However, March seems like an inconvenient time to have the Eclipse event of the year --particularly for the Eclipse developers:
- EclipseCon preparation time takes away from development time when we could be fixing bugs and adding new features. Add onto that the week of EclipseCon itself where development practically comes to a halt.
- Teams try to cram as much new functionality as possible into M5 to showcase it at the conference. Quality of some of these features may be somewhat questionable, given that there was not enough time to test.

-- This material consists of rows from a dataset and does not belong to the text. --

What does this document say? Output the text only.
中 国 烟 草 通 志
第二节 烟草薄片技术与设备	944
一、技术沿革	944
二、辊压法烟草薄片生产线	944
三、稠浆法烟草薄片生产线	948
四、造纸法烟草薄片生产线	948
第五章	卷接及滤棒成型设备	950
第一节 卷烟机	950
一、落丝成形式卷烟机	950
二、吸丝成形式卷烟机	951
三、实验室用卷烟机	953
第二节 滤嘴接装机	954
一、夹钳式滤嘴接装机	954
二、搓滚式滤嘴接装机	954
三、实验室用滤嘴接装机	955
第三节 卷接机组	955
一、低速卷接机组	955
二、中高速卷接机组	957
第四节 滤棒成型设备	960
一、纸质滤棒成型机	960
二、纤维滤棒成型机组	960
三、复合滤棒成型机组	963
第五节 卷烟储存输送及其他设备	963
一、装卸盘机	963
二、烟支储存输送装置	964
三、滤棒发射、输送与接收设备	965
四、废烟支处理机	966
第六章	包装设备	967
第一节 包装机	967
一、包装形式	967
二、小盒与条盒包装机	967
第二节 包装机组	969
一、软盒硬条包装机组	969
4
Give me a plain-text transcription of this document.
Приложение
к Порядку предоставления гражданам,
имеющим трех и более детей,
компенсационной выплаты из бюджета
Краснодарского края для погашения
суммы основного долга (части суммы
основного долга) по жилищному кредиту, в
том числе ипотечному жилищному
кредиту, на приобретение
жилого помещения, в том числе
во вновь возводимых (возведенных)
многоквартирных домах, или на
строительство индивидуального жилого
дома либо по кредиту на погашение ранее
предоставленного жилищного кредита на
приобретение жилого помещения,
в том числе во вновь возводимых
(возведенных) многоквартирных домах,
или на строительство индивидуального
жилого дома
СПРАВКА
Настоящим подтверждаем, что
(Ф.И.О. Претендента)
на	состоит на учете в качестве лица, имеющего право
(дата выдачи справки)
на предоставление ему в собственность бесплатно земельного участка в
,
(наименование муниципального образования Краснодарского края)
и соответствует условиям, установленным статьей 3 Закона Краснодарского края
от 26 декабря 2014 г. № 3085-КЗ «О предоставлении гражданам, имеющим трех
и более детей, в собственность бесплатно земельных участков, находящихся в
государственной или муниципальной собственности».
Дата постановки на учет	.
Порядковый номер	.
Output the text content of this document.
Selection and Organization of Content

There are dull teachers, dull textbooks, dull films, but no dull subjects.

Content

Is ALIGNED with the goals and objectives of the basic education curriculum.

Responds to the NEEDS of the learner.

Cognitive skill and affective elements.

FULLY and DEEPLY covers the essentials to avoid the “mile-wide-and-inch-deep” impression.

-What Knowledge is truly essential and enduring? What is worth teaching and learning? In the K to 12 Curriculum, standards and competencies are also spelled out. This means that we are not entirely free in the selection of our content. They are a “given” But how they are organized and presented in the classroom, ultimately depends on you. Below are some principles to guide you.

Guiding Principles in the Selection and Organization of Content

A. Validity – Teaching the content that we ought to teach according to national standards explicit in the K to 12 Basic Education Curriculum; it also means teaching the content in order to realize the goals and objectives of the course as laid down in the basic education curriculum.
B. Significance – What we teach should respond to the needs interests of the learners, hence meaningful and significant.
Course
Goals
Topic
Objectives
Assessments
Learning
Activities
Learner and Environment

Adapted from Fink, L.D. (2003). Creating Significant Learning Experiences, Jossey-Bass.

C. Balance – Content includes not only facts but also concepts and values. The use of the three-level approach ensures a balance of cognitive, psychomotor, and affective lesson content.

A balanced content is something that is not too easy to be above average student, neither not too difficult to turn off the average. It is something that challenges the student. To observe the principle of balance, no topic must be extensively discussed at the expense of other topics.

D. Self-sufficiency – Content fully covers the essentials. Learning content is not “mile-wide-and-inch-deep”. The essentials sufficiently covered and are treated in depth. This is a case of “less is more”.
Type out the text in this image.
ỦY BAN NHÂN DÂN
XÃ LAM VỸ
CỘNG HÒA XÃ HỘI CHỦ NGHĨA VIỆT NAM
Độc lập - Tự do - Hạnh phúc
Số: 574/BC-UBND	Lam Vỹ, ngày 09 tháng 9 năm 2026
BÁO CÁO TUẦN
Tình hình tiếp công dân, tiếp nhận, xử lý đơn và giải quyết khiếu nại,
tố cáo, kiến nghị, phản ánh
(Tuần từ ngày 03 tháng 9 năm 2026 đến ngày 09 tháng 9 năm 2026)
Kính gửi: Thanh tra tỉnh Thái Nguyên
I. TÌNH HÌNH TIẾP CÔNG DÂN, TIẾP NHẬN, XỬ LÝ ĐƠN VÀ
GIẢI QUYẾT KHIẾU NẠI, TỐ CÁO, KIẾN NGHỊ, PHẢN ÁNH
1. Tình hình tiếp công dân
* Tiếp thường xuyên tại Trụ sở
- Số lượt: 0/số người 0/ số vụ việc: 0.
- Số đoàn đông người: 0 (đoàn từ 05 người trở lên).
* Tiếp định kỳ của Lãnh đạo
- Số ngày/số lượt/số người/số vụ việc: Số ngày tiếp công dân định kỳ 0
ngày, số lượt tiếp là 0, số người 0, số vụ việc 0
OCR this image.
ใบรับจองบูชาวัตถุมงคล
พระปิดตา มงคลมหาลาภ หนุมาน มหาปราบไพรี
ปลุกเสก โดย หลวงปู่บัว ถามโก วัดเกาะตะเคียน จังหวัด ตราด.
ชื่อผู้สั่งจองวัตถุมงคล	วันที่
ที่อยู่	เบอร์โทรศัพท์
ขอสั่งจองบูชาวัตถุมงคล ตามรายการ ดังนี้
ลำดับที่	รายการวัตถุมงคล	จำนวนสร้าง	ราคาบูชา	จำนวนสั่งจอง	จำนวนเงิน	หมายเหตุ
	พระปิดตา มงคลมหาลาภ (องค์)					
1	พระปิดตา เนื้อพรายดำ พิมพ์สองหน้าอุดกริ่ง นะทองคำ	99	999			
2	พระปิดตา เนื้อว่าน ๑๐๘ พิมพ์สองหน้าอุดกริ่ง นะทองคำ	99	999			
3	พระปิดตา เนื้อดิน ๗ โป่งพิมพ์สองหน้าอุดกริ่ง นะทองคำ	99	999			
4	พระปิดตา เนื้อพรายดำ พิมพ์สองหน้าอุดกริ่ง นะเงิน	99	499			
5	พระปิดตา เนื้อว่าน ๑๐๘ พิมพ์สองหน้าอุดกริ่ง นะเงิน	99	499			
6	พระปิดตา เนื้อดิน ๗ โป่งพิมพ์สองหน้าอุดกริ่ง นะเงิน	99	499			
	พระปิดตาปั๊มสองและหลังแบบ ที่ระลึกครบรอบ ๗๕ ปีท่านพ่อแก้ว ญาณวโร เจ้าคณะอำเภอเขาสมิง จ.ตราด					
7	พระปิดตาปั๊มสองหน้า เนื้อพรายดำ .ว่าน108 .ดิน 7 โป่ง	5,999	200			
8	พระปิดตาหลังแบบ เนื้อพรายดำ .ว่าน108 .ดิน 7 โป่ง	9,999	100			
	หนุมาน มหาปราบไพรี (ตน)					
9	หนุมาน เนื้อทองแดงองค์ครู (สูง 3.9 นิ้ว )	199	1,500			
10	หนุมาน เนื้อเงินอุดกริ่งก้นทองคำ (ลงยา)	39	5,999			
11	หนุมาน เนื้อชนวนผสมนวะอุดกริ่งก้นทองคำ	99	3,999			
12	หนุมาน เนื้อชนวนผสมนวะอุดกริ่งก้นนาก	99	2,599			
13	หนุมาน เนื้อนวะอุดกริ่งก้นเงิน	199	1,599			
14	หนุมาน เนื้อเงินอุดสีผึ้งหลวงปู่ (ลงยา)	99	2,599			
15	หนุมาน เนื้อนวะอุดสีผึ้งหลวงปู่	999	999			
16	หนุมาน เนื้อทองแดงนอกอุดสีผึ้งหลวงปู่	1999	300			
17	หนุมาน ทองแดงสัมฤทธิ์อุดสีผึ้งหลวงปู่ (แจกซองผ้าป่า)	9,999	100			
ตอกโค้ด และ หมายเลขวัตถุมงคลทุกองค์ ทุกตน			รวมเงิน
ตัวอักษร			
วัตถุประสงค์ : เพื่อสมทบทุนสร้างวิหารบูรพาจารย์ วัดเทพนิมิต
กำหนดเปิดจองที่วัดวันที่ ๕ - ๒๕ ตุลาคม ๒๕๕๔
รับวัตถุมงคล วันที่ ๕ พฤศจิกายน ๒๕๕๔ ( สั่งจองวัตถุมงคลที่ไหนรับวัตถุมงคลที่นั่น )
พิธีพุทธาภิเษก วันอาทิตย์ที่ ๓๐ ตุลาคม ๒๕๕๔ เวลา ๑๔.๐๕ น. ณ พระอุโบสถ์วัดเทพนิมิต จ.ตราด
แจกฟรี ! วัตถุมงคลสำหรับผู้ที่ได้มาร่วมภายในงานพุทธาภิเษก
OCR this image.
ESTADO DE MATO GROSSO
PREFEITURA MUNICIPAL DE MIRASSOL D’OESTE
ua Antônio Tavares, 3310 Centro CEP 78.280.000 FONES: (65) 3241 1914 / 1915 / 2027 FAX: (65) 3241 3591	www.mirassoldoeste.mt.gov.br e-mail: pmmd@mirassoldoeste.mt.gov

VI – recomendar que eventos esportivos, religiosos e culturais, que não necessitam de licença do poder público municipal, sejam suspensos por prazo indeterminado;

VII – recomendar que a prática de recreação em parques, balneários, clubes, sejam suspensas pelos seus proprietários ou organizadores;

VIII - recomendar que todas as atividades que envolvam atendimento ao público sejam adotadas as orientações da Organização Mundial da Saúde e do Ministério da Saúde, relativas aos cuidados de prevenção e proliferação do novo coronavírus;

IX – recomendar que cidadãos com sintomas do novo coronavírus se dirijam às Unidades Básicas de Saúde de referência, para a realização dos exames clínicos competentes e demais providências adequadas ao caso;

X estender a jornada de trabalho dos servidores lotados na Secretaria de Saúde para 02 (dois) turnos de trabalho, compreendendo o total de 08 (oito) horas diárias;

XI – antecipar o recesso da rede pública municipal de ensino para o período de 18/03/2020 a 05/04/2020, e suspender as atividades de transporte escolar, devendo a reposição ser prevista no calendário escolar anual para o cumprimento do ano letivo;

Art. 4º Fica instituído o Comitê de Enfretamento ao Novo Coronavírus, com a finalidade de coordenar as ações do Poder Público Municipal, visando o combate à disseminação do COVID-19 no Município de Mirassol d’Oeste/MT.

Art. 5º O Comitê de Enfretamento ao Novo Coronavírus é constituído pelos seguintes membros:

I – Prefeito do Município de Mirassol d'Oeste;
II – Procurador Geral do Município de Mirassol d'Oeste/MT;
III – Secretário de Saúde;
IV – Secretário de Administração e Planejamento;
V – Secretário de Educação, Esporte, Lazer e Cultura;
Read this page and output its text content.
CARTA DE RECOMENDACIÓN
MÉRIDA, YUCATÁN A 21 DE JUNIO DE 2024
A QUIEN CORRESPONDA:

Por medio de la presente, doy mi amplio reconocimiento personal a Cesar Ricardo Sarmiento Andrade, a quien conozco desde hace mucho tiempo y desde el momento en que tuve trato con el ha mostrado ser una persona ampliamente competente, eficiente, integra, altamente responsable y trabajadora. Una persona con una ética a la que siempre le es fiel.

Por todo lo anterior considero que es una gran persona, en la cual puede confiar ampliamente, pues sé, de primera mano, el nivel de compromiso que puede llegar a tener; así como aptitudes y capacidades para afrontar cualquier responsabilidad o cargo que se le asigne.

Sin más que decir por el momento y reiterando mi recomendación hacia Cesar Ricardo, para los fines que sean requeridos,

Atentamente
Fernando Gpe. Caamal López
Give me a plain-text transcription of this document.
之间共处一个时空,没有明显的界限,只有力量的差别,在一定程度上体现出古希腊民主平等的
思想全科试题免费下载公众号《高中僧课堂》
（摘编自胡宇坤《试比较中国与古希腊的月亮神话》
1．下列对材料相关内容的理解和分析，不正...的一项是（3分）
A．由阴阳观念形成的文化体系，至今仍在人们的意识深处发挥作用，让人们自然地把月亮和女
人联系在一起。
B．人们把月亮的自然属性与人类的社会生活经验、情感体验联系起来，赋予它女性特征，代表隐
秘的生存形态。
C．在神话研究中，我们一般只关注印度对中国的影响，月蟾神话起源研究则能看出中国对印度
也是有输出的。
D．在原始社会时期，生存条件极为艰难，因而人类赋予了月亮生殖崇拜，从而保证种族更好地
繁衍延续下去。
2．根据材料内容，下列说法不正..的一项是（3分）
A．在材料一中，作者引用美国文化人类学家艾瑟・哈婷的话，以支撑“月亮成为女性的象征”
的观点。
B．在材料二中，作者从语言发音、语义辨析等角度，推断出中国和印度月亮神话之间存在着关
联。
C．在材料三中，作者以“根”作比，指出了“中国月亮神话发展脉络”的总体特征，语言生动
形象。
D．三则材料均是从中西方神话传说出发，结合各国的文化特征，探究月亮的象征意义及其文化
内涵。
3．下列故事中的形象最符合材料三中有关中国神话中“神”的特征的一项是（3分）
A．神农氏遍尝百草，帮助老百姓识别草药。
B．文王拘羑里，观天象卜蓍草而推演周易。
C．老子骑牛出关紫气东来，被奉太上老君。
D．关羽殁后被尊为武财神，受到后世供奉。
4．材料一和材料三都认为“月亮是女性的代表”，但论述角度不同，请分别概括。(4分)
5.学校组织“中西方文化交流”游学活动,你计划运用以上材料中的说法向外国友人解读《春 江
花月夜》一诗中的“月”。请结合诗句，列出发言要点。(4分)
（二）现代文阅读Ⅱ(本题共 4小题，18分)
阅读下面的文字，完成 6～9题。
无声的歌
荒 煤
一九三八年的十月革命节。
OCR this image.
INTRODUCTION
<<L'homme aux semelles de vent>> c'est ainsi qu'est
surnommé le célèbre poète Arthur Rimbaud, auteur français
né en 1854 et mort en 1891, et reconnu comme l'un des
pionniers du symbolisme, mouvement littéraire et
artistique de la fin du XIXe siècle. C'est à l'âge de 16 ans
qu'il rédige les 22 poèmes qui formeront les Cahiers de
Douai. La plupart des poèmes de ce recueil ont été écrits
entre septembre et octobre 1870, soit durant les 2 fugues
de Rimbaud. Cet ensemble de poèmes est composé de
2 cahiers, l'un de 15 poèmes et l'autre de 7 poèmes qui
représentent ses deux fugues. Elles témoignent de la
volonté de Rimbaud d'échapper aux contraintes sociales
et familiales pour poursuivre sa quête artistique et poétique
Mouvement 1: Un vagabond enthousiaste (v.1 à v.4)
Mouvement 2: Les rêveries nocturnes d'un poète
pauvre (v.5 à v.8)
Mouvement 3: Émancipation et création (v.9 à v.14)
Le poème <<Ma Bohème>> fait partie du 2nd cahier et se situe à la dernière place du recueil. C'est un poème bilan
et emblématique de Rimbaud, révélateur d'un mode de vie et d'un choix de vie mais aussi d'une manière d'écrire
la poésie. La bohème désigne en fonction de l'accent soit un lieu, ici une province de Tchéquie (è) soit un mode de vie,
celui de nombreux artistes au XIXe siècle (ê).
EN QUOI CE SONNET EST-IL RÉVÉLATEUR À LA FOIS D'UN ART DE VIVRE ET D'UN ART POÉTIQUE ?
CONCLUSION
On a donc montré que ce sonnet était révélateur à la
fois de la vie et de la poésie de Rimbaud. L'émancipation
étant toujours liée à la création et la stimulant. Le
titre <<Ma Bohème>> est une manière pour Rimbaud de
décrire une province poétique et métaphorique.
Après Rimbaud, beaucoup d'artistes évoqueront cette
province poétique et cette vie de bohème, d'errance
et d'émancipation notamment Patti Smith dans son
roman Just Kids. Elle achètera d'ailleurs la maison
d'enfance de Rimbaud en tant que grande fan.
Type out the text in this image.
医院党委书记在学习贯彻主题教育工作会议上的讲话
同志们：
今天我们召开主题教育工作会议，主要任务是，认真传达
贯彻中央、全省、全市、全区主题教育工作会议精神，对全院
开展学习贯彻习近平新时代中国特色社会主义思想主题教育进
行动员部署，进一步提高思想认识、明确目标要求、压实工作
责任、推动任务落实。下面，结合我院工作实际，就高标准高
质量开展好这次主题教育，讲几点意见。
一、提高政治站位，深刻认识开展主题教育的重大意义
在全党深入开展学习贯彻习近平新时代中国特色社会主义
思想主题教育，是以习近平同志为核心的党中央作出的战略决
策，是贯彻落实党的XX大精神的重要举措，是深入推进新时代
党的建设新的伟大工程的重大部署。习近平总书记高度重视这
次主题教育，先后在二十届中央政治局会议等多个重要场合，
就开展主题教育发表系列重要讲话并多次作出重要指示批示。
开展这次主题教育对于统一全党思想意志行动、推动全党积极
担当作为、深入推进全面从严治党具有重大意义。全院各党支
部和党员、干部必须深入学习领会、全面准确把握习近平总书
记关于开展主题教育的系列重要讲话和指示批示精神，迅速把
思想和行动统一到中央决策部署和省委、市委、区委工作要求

As for why EclipseCon is currently held in March every year, here is my conjecture:
"Given our apparent (and inexplicable ;-) fascination with Jupiter, March is probably the month when Jupiter aligns with Mars or something. So we must hold EclipseCon at that time. We must!"
3 comments:
July and August are generally conference "dead zones" because of their popularity for summer vacations.
September? I think there can be a better time for the conference than March also, just not sure when. It would be nice to have a stable (and new) release of the platform to work with. Instead at the conference, you get a mix of people that are working off the current stable (let's say 3.2.2) and bleeding edge (3.3M5).
There is actually a real reason.
Section 6.7 of the Eclipse Foundation Bylaws states that the "... annual meetings of the Membership At-Large shall be held in the first calendar quarter of each year, on such date and at such time and place as determined by resolution of the Board..."
Since we're obligated to have our full annual general membership meeting --- which BTW includes committer members --- in the first quarter, we've always held EclipseCon in the first quarter.
I suppose its debatable whether March is the best month in the quarter.